« poprzedni wątek | następny wątek » |
21. Data: 2009-09-09 07:23:28
Temat: Re: [przedszkole] epizod drugi"lemonka" <...@a...com> napisał w wiadomości
news:h85nqi$2kk$1@atlantis.news.neostrada.pl...
> Czy w przedszkolach, do których chodzą
> wasze dzieci jest tak samo, czy tylko ja trafiłam na felerne
> przedszkole?
W przedszkolu nie, ale z kolei w szkole jest/było identycznie. Żeby było
śmieszniej, to numery dowodów osób upoważnionych należy podawać co roku
(choć są te same), a i tak nikt nigdy tego nie sprawdza. Na moje pytanie po
jakiego kija wobec tego podaje się te dane i dlaczego nikt w świetlicy nie
żąda okazania dowodu, dyrektorka oznajmiła, że personel szkolny nie ma
uprawnień, by ... żądać okazywania dowodu od osób odbierających dzieci. To
po co te numery? "No bo tak trzeba" - zabrzmiała kolejna odpowiedź, a mi po
prostu odjęło mowę.
Pozdrawiam
Nixe
› Pokaż wiadomość z nagłówkami
Zobacz także
22. Data: 2009-09-09 07:29:36
Temat: Re: [przedszkole] epizod drugi"lemonka" <...@a...com> napisał w wiadomości
news:h85vv5$l6e$1@atlantis.news.neostrada.pl...
> Dziecię właśnie przyszło do domu i opowiedziało, że dziś na podwórku
> bawili się w sklep. Sprzedawali sobie nawzajem trawę i pióra. Gołębie
> pióra, znalezione na podwórku. Tylko nie mówcie, że każdy z nas się
> bawił piórami gołębimi i że ptasia grypa i choroby odzwierzęce to mit,
> a martwego ptaka raz w życiu trzeba pochować. Ja z tych, co myją ręce
> przed jedzeniem i wogle...
Tu akurat moim zdaniem przesadzasz.

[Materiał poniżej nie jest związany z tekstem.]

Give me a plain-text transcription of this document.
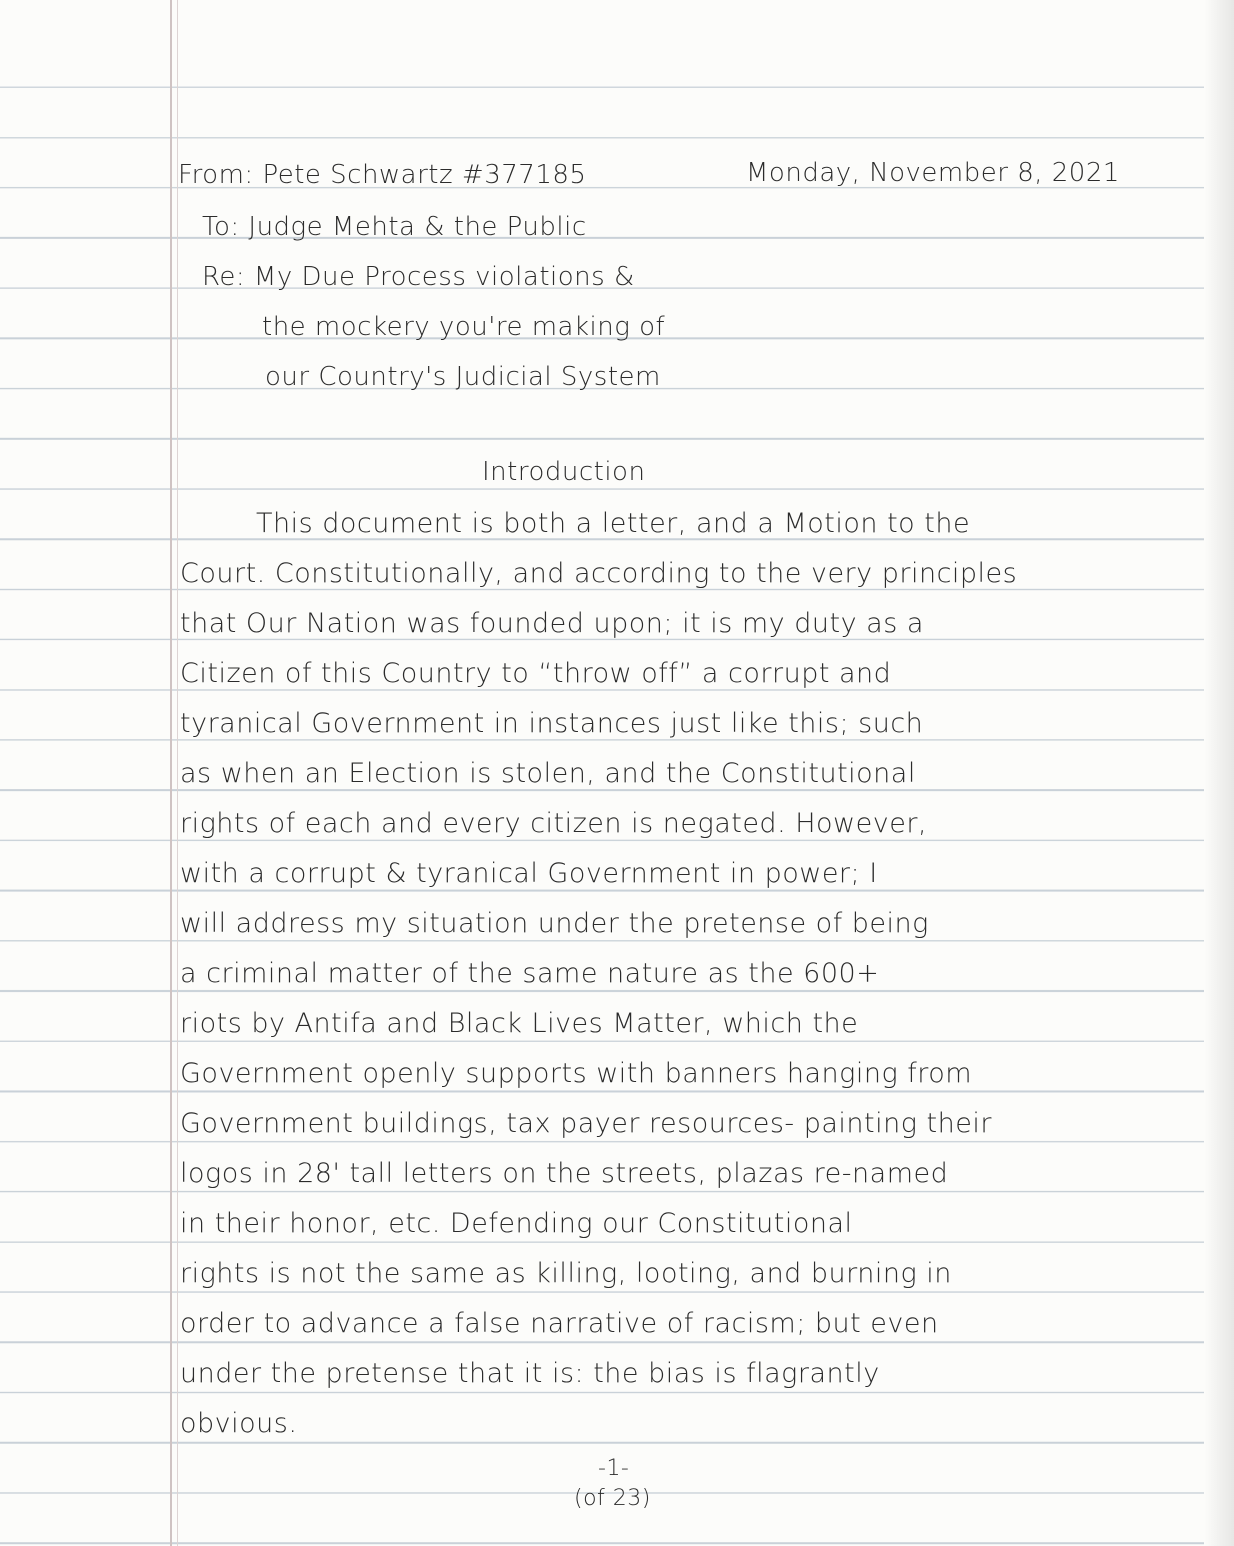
From: Pete Schwartz #377185	Monday, November 8, 2021
To: Judge Mehta & the Public
Re: My Due Process violations &
the mockery you're making of
our Country's Judicial System
Introduction
This document is both a letter, and a Motion to the
Court. Constitutionally, and according to the very principles
that Our Nation was founded upon; it is my duty as a
Citizen of this Country to “throw off” a corrupt and
tyranical Government in instances just like this; such
as when an Election is stolen, and the Constitutional
rights of each and every citizen is negated. However,
with a corrupt & tyranical Government in power; I
will address my situation under the pretense of being
a criminal matter of the same nature as the 600+
riots by Antifa and Black Lives Matter, which the
Government openly supports with banners hanging from
Government buildings, tax payer resources- painting their
logos in 28' tall letters on the streets, plazas re-named
in their honor, etc. Defending our Constitutional
rights is not the same as killing, looting, and burning in
order to advance a false narrative of racism; but even
under the pretense that it is: the bias is flagrantly
obvious.
-1-
(of 23)
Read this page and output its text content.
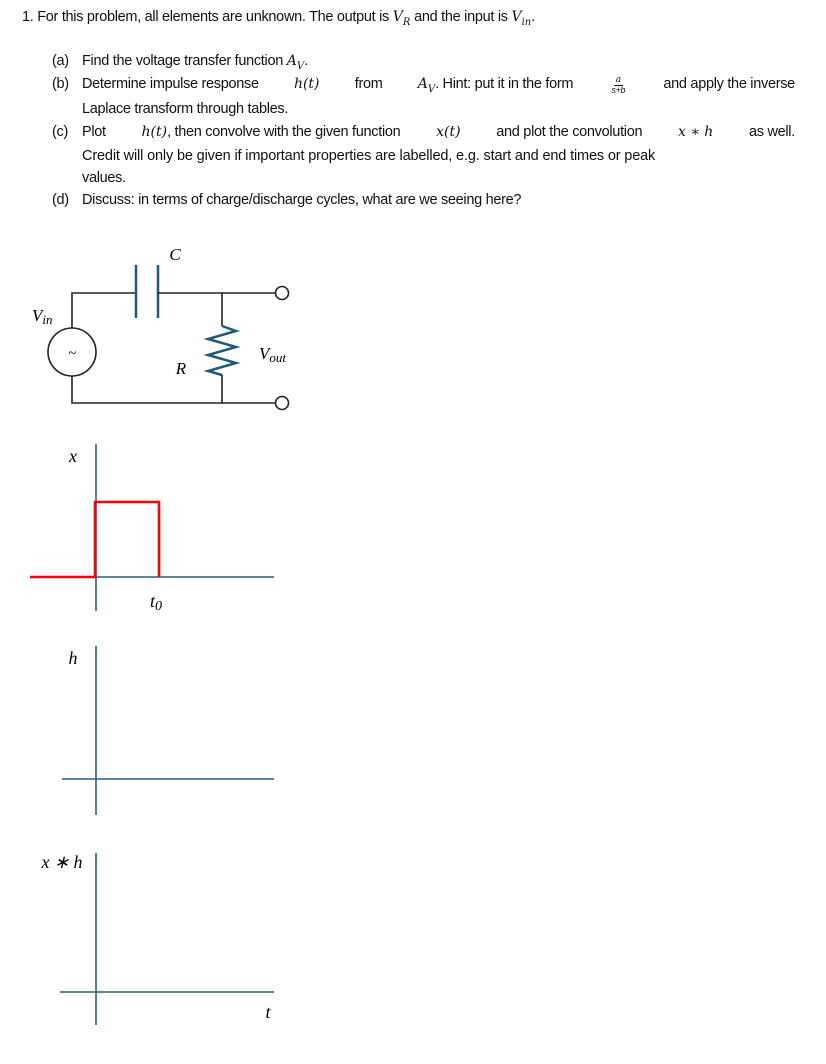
1. For this problem, all elements are unknown. The output is $V_R$ and the input is $V_{in}$.
(a) Find the voltage transfer function $A_V$.
(b) Determine impulse response	h(t) from	$A_V$. Hint: put it in the form	$\frac{a}{s+b}$	and apply the inverse
Laplace transform through tables.
(c) Plot	h(t), then convolve with the given function	x(t) and plot the convolution	x ∗ h as well.
Credit will only be given if important properties are labelled, e.g. start and end times or peak
values.
(d) Discuss: in terms of charge/discharge cycles, what are we seeing here?
~
C
R
Vin
Vout
x
t0
h
x ∗ h
t
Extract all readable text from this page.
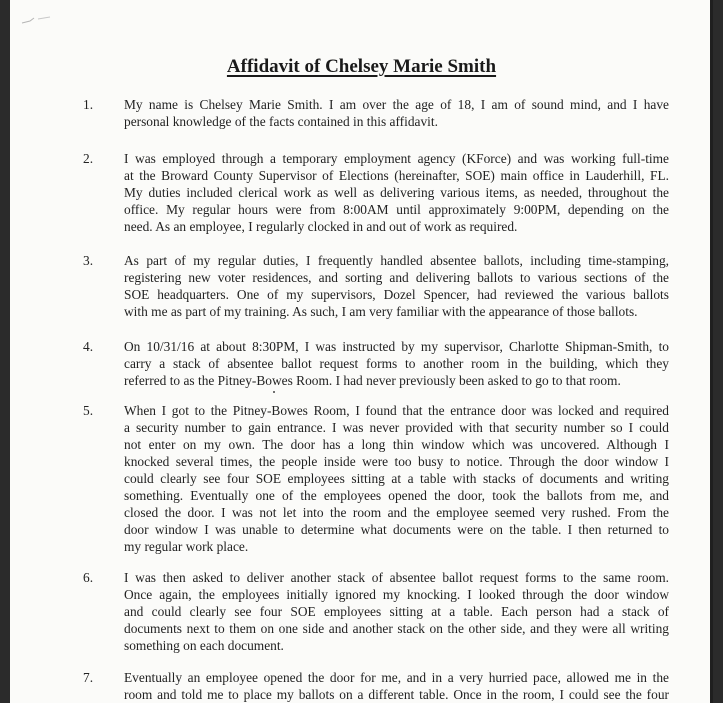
Affidavit of Chelsey Marie Smith
1.	My name is Chelsey Marie Smith. I am over the age of 18, I am of sound mind, and I have
personal knowledge of the facts contained in this affidavit.
2.	I was employed through a temporary employment agency (KForce) and was working full-time
at the Broward County Supervisor of Elections (hereinafter, SOE) main office in Lauderhill, FL.
My duties included clerical work as well as delivering various items, as needed, throughout the
office. My regular hours were from 8:00AM until approximately 9:00PM, depending on the
need. As an employee, I regularly clocked in and out of work as required.
3.	As part of my regular duties, I frequently handled absentee ballots, including time-stamping,
registering new voter residences, and sorting and delivering ballots to various sections of the
SOE headquarters. One of my supervisors, Dozel Spencer, had reviewed the various ballots
with me as part of my training. As such, I am very familiar with the appearance of those ballots.
4.	On 10/31/16 at about 8:30PM, I was instructed by my supervisor, Charlotte Shipman-Smith, to
carry a stack of absentee ballot request forms to another room in the building, which they
referred to as the Pitney-Bowes Room. I had never previously been asked to go to that room.
5.	When I got to the Pitney-Bowes Room, I found that the entrance door was locked and required
a security number to gain entrance. I was never provided with that security number so I could
not enter on my own. The door has a long thin window which was uncovered. Although I
knocked several times, the people inside were too busy to notice. Through the door window I
could clearly see four SOE employees sitting at a table with stacks of documents and writing
something. Eventually one of the employees opened the door, took the ballots from me, and
closed the door. I was not let into the room and the employee seemed very rushed. From the
door window I was unable to determine what documents were on the table. I then returned to
my regular work place.
6.	I was then asked to deliver another stack of absentee ballot request forms to the same room.
Once again, the employees initially ignored my knocking. I looked through the door window
and could clearly see four SOE employees sitting at a table. Each person had a stack of
documents next to them on one side and another stack on the other side, and they were all writing
something on each document.
7.	Eventually an employee opened the door for me, and in a very hurried pace, allowed me in the
room and told me to place my ballots on a different table. Once in the room, I could see the four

Nie powiesz mi, że za swoim dzieckiem
zawsze chodzisz krok w krok i po każdym zanurzeniu łapek w piasku czy
dotknięciu czegoś poza domem wycierasz mu je chusteczką nasączoną
izopropanolem ;-)
Ze swojego dzieciństwa pamiętam, jak najadłyśmy się z koleżanką piasku z
piaskownicy, bo chciałyśmy zobaczyć, jak smakuje. Żyję :)
Pozdrawiam
Nixe
› Pokaż wiadomość z nagłówkami
23. Data: 2009-09-09 07:45:04
Temat: Re: [przedszkole] epizod drugiMarchewka pisze:
>
> Mozna zadzwonic domofonem. Ale wystarczy chwila i sie ktos z czipem
> pojawi. Czy inny rodzic, czy jakas wychowawczyni.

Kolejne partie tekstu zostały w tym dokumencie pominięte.